Nosey either didn’t understand the stab at wry humor or chose to ignore it. Before locking up, he held up two glasses and a bottle of whiskey. “You drink?”
Nosey smacked his hands together. “Does a priest marry?”
Rollie didn’t know what to make of that. As far as he knew priests weren’t allowed to marry, so that was a no. At least not in the Catholic church. Of course, they did perform weddings for others, so maybe yes. But Nosey had slid himself into a seat at a table as if waiting for the drink. Rollie poured them each a dose and sat down himself with a groan and a sigh.
“Some injuries you have there, Finn,” said Nosey.
Rollie nodded and sipped. “How often did you work here in the past? And don’t tell me whenever you felt like it, because that won’t work.”
“Oh no. I was going to say three or four days a week.”
“And the times?”
“Oh, when I walk in until I leave, usually about now.” Nosey looked around as if a clock was going to appear on a wall.

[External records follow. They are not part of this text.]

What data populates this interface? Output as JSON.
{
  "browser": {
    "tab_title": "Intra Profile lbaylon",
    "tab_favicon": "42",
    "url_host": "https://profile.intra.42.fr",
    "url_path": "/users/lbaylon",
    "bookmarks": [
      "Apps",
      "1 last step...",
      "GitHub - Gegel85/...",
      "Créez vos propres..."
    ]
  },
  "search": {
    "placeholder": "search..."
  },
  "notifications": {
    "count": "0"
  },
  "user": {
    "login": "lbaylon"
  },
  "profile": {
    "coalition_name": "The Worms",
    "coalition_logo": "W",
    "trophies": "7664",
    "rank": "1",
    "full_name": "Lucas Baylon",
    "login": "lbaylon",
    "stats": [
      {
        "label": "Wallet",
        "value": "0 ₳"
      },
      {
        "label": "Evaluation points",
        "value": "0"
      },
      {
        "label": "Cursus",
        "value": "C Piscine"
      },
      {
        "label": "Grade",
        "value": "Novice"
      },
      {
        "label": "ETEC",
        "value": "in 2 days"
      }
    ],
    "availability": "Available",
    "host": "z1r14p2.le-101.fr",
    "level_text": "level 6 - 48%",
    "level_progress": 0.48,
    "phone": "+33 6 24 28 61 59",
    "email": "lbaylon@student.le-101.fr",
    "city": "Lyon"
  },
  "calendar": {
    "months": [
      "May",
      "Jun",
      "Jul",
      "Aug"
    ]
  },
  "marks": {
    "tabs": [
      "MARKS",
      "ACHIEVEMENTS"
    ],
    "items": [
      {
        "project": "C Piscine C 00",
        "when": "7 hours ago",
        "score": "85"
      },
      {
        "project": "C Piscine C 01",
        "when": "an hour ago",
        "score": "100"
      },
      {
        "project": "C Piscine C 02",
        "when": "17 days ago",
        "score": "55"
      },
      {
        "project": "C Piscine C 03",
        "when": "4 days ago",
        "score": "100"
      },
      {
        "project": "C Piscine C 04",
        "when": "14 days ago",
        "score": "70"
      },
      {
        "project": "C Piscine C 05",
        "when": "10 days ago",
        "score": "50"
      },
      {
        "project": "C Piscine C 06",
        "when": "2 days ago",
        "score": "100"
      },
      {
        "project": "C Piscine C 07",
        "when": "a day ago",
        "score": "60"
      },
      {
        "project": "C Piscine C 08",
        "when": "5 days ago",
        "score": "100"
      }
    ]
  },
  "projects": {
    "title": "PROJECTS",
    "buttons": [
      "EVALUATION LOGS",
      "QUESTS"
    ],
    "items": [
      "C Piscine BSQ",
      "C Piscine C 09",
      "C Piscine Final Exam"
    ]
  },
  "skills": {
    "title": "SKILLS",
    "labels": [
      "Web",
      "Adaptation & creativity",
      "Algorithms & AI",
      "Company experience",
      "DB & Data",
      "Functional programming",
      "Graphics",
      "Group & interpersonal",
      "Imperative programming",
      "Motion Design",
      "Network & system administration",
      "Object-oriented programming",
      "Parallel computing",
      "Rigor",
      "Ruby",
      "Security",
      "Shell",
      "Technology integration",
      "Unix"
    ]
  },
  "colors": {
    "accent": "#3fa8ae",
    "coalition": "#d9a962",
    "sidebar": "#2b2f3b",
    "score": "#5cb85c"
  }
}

“The thing is, Eustace, I would consider keeping you on, but I need to know that you’re going to show up when I need you to.”
“Understood,” said Nosey, downing the last of his drink.
Rollie waited for the remainder of the reply he wanted to hear.
Nosey stood, tugged on his coat, plopped his bowler on his head, and whistling, walked out the door, leaving Rollie as confused as he’d been hours earlier when he first met Nosey Parker.
CHAPTER ELEVEN
Much to Rollie’s satisfaction, within two weeks after his arrival in Boar Gulch, the mine camp showed signs of becoming a genuine town. More people arrived daily, one or two at a time, but by the end of the second week the population of the camp had doubled.